Experimental 70% hydrofluoric acid burns: histological observations in an established human skin explants ex vivo model.

BACKGROUND: Hydrofluoric acid (HF) is particularly dangerous due to the potential for systemic effects and induction of severe skin necrosis through two mechanisms: corrosiveness and local tissue toxicity. In addition, because it is only partially dissociated (pK(a) 3.2), it is capable of penetrating deeply into tissues. There is a lack of experimental studies that objectively characterize the behavior of HF diffusion into human skin, specifically the kinetics of tissue penetration resulting in severe cellular lesions. METHODOLOGY/PRINCIPAL FINDINGS: We describe the cutaneous effects of HF using an established ex vivo human skin model. The diffusion of 70% HF starts within the first minute of contact at the epidermal surface and after 2 min reaches the basal layer. In the subsequent minute, the epidermis is destroyed and lesions appear in the papillary dermis after 4 min. Soon after, damage appears in the upper reticular dermis. Thus, 70% HF needs only 5 min of contact to completely penetrate human skin explants. This experiment is reproducible and corroborates previous studies and clinical effects reported in accidental HF exposures. CONCLUSION/SIGNIFICANCE: This study shows that the management of HF chemical skin exposure is a question of minutes, especially for initial decontamination. These experimental observations could be useful for objectively comparing skin decontamination methods. Further studies should help to confirm these preliminary results.

Part 2. Comparison of emergency washing solutions in 70% hydrofluoric acid-burned human skin in an established ex vivo explants model.

BACKGROUND: Hydrofluoric acid (HF) is a small and partially dissociated acid (pK(a) 3.2), able to deeply penetrate into human skin in addition to the corrosiveness of the hydrogen ion (H(+)) and the toxicity of the fluoride ion (F(-)).
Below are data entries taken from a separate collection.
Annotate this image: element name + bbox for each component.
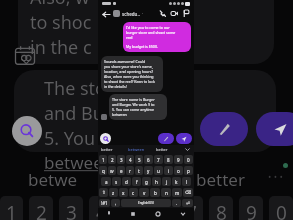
button[interactable]: 7 — [154, 155, 163, 164]
button[interactable]: !#1 — [99, 199, 110, 207]
button[interactable]: Voice input — [104, 209, 114, 219]
button[interactable]: ⇧ — [99, 188, 108, 197]
staticText: w — [110, 168, 114, 174]
button[interactable]: ⌫ — [183, 188, 193, 197]
staticText: betwe — [28, 168, 78, 191]
staticText: 6 — [147, 157, 150, 163]
button[interactable]: Expand — [184, 146, 191, 153]
staticText: k — [175, 179, 178, 185]
staticText: My budget is $500. — [126, 44, 158, 49]
button[interactable]: f — [132, 177, 141, 186]
button[interactable]: Video call — [170, 9, 179, 18]
button[interactable]: 5 — [135, 155, 143, 164]
staticText: 2 — [36, 200, 47, 220]
button[interactable]: Flag — [182, 9, 191, 18]
staticText: 4 — [96, 200, 107, 220]
button[interactable]: w — [108, 166, 116, 175]
button[interactable]: better — [156, 147, 184, 152]
staticText: 0 — [276, 200, 287, 220]
button[interactable]: l — [182, 177, 191, 186]
button[interactable]: t — [135, 166, 143, 175]
button[interactable]: u — [154, 166, 163, 175]
button[interactable]: Search — [100, 133, 111, 144]
button[interactable]: y — [144, 166, 153, 175]
staticText: , — [115, 200, 117, 206]
staticText: n — [165, 190, 168, 196]
staticText: ⇧ — [102, 190, 106, 195]
button[interactable]: 2 — [108, 155, 116, 164]
staticText: 4 — [129, 157, 132, 163]
staticText: q — [102, 168, 105, 174]
staticText: z — [112, 190, 115, 196]
button[interactable]: . — [172, 199, 181, 207]
button[interactable]: o — [174, 166, 183, 175]
staticText: betweer — [44, 151, 110, 174]
button[interactable]: 8 — [164, 155, 173, 164]
button[interactable]: ⏎ — [182, 199, 193, 207]
staticText: a — [105, 179, 108, 185]
button[interactable]: p — [184, 166, 193, 175]
button[interactable]: s — [112, 177, 121, 186]
staticText: 3 — [66, 200, 77, 220]
button[interactable]: g — [142, 177, 151, 186]
button[interactable]: m — [172, 188, 182, 197]
button[interactable]: Recents — [128, 209, 138, 219]
staticText: 0 — [187, 157, 190, 163]
staticText: 8 — [216, 200, 227, 220]
button[interactable]: c — [129, 188, 138, 197]
button[interactable]: e — [117, 166, 125, 175]
staticText: I'd like you to come to our burger store… — [126, 25, 176, 40]
button[interactable]: n — [161, 188, 171, 197]
button[interactable]: r — [126, 166, 134, 175]
staticText: 7 — [186, 200, 197, 220]
button[interactable]: q — [99, 166, 107, 175]
button[interactable]: x — [119, 188, 128, 197]
staticText: t — [138, 168, 140, 174]
staticText: 8 — [167, 157, 170, 163]
button[interactable]: k — [172, 177, 181, 186]
button[interactable]: z — [109, 188, 118, 197]
button[interactable]: 3 — [117, 155, 125, 164]
button[interactable]: b — [150, 188, 160, 197]
staticText: l — [186, 179, 188, 185]
button[interactable]: i — [164, 166, 173, 175]
button[interactable]: j — [162, 177, 171, 186]
button[interactable]: between — [128, 147, 156, 152]
button[interactable]: Back — [101, 9, 111, 19]
button[interactable]: h — [152, 177, 161, 186]
staticText: The stoi — [44, 76, 111, 101]
button[interactable]: 0 — [184, 155, 193, 164]
staticText: y — [147, 168, 150, 174]
button[interactable]: Rewrite — [158, 133, 174, 144]
staticText: x — [122, 190, 125, 196]
staticText: 2 — [111, 157, 114, 163]
button[interactable]: English(US) — [121, 199, 171, 207]
staticText: 5 — [138, 157, 141, 163]
staticText: i — [168, 168, 170, 174]
staticText: ⏎ — [186, 201, 190, 206]
staticText: p — [187, 168, 190, 174]
staticText: 1 — [6, 200, 17, 220]
button[interactable]: d — [122, 177, 131, 186]
button[interactable]: v — [139, 188, 149, 197]
staticText: and Bur — [44, 101, 112, 126]
button[interactable]: 6 — [144, 155, 153, 164]
staticText: j — [166, 179, 168, 185]
staticText: 6 — [156, 200, 167, 220]
staticText: 1 — [102, 157, 105, 163]
staticText: 5 — [126, 200, 137, 220]
staticText: b — [154, 190, 157, 196]
staticText: • • • — [268, 170, 283, 182]
button[interactable]: better — [101, 147, 128, 152]
button[interactable]: , — [111, 199, 120, 207]
staticText: better — [196, 168, 245, 191]
button[interactable]: a — [101, 177, 111, 186]
button[interactable]: Hide keyboard — [178, 209, 188, 219]
button[interactable]: Call — [158, 9, 167, 18]
button[interactable]: Home — [153, 209, 163, 219]
button[interactable]: 1 — [99, 155, 107, 164]
button[interactable]: 9 — [174, 155, 183, 164]
button[interactable]: Send — [176, 133, 192, 144]
button[interactable]: 4 — [126, 155, 134, 164]
staticText: c — [132, 190, 135, 196]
However, there has been a lack of experimental studies to objectively characterize the results of human HF skin exposure decontamination. METHODOLOGY/PRINCIPAL FINDINGS: A previously established experimental method using a human skin explants ex vivo model (Part 1. Experimental 70% hydrofluoric acid (HF) burns: Histological observations in an established human skin explants ex vivo model) described the lesions that appeared following 70% HF penetration. Within 5 min, 70% HF penetrates to the dermis. Using the same experimental conditions, a comparison study of two different washing protocols was performed: water + topical calcium gluconate (CaG) versus Hexafluorine(®). In these conditions, washing for 15 min with running tap water followed by topical CaG ointment only delayed burn onset, while severe tissue damage appeared later. In contrast, after washing with Hexafluorine(®) over 10 min, no histological lesions developed. These results are in accordance with the results of accidental human industrial case reports. CONCLUSION/SIGNIFICANCE: Amphoteric and hypertonic Hexafluorine(®) can deactivate H(+) and chelate F(-) ions. Based on these results, it should be considered as a promising first-aid decontamination solution to prevent or minimize significant local and systemic consequences of concentrated HF skin exposures.